A enfermeira tentou registrar o pedido de reposição de sedativo como fazia todas as madrugadas. O fornecedor operava com confirmação automática; sem validação, sem entrega.
Erro.
Atualizou.
Erro.
O médico do plantão não estava pensando em economia. Estava pensando em um pulmão pequeno demais para falhar tantas vezes na mesma noite. O respirador antigo já fazia ruído irregular havia semanas; a peça nova estava prevista para aquela manhã.
O pedido não foi confirmado.
Sem confirmação, não há envio.
Às 03:41, o técnico ligou para o fornecedor.
O pagamento foi autorizado? Todas as contas estão iguais. Iguais como? Iguais.Às 05:02, a mãe de um menino de oito anos perguntou se o equipamento novo chegaria a tempo.
A enfermeira não respondeu imediatamente.
Ela não sabia como explicar que a falha não era falta de dinheiro; era falta de prioridade.

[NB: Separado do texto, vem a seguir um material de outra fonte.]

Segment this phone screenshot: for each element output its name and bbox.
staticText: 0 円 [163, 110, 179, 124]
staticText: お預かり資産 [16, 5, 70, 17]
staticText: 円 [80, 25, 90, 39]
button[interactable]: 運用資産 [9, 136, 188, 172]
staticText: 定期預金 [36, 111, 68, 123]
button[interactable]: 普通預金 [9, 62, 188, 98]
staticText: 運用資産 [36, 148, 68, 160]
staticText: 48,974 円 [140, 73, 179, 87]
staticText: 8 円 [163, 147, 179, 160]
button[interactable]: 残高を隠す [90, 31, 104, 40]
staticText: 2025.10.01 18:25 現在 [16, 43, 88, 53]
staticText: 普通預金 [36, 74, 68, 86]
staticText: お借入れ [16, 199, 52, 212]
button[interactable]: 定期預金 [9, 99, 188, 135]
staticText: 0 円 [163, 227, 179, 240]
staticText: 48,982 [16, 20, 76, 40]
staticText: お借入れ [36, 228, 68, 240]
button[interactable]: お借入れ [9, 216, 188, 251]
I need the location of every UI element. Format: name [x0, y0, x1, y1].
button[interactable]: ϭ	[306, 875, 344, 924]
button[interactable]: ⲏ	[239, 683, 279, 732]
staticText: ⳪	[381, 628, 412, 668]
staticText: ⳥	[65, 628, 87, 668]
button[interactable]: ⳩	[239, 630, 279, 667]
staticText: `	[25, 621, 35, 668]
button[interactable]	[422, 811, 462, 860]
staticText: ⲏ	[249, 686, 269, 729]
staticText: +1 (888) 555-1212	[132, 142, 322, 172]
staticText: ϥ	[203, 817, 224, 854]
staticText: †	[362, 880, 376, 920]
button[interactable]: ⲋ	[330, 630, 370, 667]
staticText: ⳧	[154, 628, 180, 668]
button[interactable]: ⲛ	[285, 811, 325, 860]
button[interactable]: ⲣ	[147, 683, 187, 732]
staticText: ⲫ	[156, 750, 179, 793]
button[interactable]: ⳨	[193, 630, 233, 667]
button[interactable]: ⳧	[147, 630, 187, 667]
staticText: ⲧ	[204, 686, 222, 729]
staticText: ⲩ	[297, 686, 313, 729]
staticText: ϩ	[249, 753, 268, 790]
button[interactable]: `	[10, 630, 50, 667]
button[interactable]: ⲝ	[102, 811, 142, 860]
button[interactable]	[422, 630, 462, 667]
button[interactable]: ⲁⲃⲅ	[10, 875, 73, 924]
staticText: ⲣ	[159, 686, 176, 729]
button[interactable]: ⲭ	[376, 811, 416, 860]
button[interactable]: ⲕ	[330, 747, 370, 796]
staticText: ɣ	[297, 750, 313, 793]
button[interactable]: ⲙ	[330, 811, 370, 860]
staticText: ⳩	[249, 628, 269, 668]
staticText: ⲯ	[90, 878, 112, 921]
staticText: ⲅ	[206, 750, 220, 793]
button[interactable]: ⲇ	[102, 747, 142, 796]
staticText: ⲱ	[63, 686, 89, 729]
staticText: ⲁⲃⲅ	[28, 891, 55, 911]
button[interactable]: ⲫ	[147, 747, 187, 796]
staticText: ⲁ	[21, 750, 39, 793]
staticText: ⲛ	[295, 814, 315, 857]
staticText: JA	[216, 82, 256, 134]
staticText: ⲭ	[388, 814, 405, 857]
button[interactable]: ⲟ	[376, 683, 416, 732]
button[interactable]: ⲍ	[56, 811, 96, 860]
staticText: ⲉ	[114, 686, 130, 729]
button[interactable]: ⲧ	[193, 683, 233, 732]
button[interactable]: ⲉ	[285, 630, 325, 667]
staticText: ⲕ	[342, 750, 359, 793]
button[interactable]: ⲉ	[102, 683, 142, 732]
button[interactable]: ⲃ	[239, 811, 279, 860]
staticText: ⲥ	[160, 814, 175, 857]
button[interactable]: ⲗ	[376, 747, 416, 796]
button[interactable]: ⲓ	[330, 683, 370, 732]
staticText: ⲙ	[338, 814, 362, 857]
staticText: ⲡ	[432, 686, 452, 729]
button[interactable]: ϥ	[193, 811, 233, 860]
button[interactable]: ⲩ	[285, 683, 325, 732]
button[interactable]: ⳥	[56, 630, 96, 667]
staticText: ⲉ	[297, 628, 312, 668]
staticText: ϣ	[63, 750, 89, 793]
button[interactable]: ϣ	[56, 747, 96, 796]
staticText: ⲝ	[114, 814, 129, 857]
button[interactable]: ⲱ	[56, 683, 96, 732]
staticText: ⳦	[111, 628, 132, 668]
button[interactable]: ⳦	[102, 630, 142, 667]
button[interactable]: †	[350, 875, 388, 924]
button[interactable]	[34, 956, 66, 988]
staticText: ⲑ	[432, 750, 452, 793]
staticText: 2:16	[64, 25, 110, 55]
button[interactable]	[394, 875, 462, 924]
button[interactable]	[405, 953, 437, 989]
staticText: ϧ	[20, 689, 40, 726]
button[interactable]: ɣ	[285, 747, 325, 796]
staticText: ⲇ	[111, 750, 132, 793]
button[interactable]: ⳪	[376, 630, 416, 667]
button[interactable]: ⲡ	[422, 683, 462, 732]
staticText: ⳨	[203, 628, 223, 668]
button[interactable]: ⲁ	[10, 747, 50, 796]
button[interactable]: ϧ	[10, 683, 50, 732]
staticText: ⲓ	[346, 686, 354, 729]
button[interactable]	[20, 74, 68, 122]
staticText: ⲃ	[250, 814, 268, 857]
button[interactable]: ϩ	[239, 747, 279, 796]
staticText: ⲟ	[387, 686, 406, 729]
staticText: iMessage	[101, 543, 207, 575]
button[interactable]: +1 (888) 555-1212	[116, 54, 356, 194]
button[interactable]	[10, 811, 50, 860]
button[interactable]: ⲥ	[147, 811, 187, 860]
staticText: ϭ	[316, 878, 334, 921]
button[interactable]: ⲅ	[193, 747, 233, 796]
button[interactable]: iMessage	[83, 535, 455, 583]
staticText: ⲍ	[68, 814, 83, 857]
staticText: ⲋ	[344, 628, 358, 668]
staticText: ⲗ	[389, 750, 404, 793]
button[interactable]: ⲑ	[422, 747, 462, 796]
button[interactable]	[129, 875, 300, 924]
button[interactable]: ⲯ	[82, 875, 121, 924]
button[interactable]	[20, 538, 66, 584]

Às 08:33, caminhões estavam parados aguardando validação central.
Às 10:12, o respirador falhou definitivamente.
O médico improvisou.
Improviso é limite com outro nome.
Às 11:03, o coração entrou em arritmia.
Às 11:17, entrou em silêncio.
A mãe não gritou.
Ela apenas repetiu:
Vocês disseram que estava pago.Ninguém respondeu.
Naquela manhã, o sistema discutia igualdade.
No quarto 304, discutia-se ausência.
E ausência não pode ser redistribuída.